Intestinal Malrotation: Abnormal positioning of the intestines that can lead to volvulus (twisting), cutting off blood supply. This condition requires urgent surgical correction to prevent bowel damage.
Intussusception: A condition where part of the intestine slides into an adjacent section, causing obstruction. While some cases can be treated with an enema, surgery may be needed if this fails or if there are complications.
Meckel’s Diverticulum: A congenital pouch in the small intestine that can cause bleeding, obstruction, or inflammation. Surgical removal prevents future complications.
Inguinal, Umbilical, and Epigastric Hernias: Abnormal protrusions of tissue or organs through weak spots in the abdominal wall. Hernia repair is one of the most common pediatric surgeries and is typically performed as an outpatient procedure.

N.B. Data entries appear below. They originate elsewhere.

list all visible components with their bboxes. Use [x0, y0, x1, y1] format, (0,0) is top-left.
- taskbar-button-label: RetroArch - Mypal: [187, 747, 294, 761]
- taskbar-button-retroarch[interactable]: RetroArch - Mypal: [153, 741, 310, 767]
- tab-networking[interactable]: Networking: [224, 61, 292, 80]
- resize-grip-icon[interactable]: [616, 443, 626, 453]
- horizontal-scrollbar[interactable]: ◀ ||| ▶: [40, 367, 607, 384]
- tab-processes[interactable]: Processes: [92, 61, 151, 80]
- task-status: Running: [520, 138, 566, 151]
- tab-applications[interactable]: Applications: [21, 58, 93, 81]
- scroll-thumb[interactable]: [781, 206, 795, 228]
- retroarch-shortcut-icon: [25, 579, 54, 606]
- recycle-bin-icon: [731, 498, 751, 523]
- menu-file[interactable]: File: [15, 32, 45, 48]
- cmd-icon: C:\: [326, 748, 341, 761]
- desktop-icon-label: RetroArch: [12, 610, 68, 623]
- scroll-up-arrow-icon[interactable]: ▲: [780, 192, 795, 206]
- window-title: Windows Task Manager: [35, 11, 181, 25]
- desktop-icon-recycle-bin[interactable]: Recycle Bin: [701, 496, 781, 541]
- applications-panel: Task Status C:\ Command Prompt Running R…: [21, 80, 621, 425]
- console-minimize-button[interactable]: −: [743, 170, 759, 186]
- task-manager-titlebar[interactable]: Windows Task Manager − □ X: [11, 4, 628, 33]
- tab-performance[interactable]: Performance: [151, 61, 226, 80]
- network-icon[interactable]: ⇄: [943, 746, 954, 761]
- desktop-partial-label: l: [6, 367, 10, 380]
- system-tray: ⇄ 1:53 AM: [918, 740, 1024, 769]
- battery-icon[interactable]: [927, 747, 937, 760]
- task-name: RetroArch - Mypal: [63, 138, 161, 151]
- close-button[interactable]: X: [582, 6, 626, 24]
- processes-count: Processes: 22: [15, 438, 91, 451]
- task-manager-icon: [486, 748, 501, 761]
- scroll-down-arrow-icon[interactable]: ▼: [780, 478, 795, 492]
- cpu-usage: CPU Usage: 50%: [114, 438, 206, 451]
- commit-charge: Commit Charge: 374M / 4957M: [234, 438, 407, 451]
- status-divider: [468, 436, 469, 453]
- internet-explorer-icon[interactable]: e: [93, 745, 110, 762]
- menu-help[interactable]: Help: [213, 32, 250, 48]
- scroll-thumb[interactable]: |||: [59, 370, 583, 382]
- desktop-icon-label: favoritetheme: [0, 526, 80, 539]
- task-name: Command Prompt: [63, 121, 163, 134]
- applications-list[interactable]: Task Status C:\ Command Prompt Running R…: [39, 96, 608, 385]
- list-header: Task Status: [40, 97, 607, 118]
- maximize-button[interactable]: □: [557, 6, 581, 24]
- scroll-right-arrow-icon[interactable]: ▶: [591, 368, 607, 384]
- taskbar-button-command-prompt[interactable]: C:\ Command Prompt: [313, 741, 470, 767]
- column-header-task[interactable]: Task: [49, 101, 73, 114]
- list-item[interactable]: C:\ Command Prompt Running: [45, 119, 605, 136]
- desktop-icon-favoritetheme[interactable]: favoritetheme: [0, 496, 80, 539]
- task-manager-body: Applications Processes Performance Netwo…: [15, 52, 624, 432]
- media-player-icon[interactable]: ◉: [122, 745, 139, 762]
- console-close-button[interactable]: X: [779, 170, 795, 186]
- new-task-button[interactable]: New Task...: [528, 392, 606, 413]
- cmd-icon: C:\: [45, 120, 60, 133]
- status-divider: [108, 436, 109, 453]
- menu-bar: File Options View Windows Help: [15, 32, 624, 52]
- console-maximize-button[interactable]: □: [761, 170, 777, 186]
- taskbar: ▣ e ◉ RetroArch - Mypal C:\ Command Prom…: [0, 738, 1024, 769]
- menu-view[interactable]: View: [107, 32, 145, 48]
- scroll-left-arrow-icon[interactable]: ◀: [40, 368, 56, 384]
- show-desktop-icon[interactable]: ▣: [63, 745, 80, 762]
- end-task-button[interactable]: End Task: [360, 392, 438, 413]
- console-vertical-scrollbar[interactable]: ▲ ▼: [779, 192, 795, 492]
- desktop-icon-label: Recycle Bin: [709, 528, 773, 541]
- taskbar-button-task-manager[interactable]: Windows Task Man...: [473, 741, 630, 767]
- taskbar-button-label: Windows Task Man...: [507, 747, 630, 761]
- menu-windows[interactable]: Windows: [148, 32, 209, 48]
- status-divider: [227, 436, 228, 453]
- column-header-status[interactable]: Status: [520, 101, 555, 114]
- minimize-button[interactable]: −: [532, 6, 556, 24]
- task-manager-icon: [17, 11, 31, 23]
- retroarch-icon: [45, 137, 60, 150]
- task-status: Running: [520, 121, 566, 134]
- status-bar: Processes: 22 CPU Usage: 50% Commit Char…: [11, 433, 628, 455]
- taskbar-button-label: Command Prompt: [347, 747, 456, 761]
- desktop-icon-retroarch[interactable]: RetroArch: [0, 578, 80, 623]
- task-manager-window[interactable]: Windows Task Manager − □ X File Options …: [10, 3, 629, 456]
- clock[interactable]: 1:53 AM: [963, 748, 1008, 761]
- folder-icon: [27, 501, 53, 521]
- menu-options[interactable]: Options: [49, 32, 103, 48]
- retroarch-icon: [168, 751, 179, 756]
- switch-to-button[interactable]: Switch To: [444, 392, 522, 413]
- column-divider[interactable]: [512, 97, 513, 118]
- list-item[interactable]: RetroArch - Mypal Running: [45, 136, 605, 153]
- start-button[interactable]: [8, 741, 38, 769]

Gallbladder Disease: Cholecystitis (gallbladder inflammation) and biliary dyskinesia (gallbladder dysfunction) can occur in children. Laparoscopic cholecystectomy (gallbladder removal) relieves symptoms and prevents complications.
Gastroesophageal Reflux Disease (GERD): Severe reflux that doesn’t respond to medication may require surgical intervention. Nissen fundoplication strengthens the valve between the esophagus and stomach to prevent acid reflux.

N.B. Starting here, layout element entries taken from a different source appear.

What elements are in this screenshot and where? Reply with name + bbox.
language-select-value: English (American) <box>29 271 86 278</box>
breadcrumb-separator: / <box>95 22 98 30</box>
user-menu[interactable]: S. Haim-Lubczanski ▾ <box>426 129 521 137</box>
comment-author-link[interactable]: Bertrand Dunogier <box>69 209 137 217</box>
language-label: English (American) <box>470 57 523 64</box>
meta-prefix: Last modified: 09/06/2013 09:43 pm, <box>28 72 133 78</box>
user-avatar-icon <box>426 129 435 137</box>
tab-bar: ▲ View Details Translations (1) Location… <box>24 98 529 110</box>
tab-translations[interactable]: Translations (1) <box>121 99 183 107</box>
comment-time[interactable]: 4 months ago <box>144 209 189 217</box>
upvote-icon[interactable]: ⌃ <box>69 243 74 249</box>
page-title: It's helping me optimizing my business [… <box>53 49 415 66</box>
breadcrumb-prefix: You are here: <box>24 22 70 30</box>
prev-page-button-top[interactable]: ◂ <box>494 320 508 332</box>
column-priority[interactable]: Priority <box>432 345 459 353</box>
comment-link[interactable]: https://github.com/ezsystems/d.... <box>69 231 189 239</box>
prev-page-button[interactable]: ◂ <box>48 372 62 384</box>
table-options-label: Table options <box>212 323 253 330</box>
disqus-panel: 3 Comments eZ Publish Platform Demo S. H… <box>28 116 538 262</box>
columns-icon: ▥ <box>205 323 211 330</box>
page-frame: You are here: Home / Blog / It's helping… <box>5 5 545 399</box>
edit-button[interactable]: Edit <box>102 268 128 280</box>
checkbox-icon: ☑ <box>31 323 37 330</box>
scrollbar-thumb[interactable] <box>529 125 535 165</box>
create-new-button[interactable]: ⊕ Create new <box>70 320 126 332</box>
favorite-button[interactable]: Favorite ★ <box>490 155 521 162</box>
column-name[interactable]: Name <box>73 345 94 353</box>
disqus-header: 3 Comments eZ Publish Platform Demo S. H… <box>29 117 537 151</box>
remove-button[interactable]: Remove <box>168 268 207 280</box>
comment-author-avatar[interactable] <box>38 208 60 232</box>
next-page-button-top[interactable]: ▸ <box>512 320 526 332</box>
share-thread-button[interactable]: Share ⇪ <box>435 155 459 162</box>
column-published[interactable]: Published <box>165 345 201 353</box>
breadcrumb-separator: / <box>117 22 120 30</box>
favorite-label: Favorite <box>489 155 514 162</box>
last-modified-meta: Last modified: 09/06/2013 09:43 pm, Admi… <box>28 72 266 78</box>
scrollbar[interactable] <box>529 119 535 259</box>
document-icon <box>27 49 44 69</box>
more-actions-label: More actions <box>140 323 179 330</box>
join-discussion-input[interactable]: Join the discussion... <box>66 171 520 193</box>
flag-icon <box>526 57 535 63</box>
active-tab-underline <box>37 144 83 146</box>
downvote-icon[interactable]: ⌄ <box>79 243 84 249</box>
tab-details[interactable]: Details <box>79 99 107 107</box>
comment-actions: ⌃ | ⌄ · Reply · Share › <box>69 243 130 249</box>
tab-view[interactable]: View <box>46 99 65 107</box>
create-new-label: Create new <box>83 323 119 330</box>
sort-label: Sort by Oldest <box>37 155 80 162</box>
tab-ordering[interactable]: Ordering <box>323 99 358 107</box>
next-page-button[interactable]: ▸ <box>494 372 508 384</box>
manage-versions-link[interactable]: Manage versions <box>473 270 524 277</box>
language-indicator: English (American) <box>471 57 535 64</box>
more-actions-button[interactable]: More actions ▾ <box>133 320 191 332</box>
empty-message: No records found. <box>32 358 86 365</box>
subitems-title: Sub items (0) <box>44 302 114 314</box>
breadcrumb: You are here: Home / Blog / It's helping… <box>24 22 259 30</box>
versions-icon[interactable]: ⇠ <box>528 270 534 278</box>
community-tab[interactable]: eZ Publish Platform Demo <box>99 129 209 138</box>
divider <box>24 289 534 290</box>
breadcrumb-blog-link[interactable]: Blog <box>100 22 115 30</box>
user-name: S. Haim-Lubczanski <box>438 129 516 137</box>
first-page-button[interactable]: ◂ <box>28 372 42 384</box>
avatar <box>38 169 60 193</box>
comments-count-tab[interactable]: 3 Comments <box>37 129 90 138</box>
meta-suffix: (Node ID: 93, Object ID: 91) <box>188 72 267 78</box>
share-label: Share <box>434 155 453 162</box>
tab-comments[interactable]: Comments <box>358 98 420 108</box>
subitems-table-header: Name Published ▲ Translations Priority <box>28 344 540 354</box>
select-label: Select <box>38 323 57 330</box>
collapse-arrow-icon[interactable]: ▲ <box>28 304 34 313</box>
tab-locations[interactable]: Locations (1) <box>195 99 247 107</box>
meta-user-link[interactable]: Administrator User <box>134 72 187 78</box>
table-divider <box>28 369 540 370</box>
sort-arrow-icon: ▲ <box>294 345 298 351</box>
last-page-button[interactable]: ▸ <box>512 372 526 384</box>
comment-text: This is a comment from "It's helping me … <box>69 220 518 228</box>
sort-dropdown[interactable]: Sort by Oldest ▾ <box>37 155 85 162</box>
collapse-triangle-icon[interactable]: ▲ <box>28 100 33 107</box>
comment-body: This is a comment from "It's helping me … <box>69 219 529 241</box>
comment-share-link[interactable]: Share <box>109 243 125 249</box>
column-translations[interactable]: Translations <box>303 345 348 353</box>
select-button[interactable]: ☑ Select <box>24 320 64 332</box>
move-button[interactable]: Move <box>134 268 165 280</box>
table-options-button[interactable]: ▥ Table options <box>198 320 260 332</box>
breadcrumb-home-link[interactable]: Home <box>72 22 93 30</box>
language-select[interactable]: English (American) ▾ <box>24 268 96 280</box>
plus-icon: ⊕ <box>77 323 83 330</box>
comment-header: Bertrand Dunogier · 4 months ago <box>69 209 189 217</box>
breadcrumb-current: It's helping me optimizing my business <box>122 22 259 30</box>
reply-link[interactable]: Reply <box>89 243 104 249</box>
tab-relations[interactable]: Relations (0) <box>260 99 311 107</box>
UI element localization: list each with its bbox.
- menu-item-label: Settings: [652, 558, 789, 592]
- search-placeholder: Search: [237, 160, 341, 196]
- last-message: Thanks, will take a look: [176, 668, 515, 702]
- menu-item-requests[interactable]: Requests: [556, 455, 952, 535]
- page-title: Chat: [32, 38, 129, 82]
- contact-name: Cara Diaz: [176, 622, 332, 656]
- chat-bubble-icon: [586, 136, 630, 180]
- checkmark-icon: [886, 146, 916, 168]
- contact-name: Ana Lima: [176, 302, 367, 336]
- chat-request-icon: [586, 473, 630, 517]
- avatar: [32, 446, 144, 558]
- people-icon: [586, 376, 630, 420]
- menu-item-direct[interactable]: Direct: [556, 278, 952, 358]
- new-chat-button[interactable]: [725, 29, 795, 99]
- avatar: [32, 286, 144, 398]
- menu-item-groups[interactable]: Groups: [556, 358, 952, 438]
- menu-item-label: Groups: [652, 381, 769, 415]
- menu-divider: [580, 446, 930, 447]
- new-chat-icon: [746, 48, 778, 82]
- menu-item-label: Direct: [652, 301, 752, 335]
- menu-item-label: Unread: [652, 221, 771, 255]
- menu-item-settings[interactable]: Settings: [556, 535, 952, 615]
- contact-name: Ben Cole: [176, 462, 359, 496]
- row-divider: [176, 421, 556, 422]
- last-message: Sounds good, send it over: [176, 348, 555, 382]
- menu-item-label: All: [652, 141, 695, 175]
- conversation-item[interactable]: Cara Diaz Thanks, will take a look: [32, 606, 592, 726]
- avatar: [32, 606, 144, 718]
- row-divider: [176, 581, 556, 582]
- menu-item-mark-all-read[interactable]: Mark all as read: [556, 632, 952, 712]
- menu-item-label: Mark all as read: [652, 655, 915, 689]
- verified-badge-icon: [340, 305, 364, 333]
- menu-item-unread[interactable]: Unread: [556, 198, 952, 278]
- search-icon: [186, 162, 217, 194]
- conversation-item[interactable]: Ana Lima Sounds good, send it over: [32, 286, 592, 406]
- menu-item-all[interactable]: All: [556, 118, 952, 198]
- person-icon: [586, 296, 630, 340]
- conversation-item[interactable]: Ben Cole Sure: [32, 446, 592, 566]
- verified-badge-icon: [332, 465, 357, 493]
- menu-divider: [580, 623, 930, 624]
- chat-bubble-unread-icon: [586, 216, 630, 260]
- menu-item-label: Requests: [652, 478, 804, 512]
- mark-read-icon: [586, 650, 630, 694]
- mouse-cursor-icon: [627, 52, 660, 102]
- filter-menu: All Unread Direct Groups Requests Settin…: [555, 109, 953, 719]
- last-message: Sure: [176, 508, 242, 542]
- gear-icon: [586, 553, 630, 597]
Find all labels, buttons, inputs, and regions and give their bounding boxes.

Inflammatory Bowel Disease (IBD): Children with Crohn’s disease or ulcerative colitis may require surgery for complications such as strictures, fistulas, or when medical management fails. We work closely with pediatric gastroenterologists to provide comprehensive care.
Feeding Tube Placement: Gastrostomy tubes provide long-term nutritional support for children who cannot eat adequately by mouth due to neurological conditions, swallowing disorders, or chronic illness.
Minimally Invasive Approach
- Smaller incisions and less visible scarring
- Reduced post-operative pain
- Shorter hospital stays
- Faster return to school and activities
- Lower infection risk
What to Expect
When your child is evaluated for an abdominal condition, our pediatric surgeons will perform a thorough examination and review any imaging or laboratory studies. We’ll explain the diagnosis in terms you and your child can understand and discuss treatment options, including when surgery is necessary versus when watchful waiting or medical management is appropriate.
For planned surgeries, you’ll receive detailed pre-operative instructions including fasting guidelines and what to bring on surgery day. Emergency procedures like appendectomy are performed as quickly as safely possible. Most pediatric abdominal surgeries are done as outpatient procedures or require just 1-2 nights in the hospital, depending on the condition and your child’s age.
Post-operative care typically involves pain management, gradual return to eating, and activity restrictions for a brief period. We provide clear discharge instructions and schedule follow-up appointments to monitor healing. Our team is available 24/7 to address any concerns during your child’s recovery.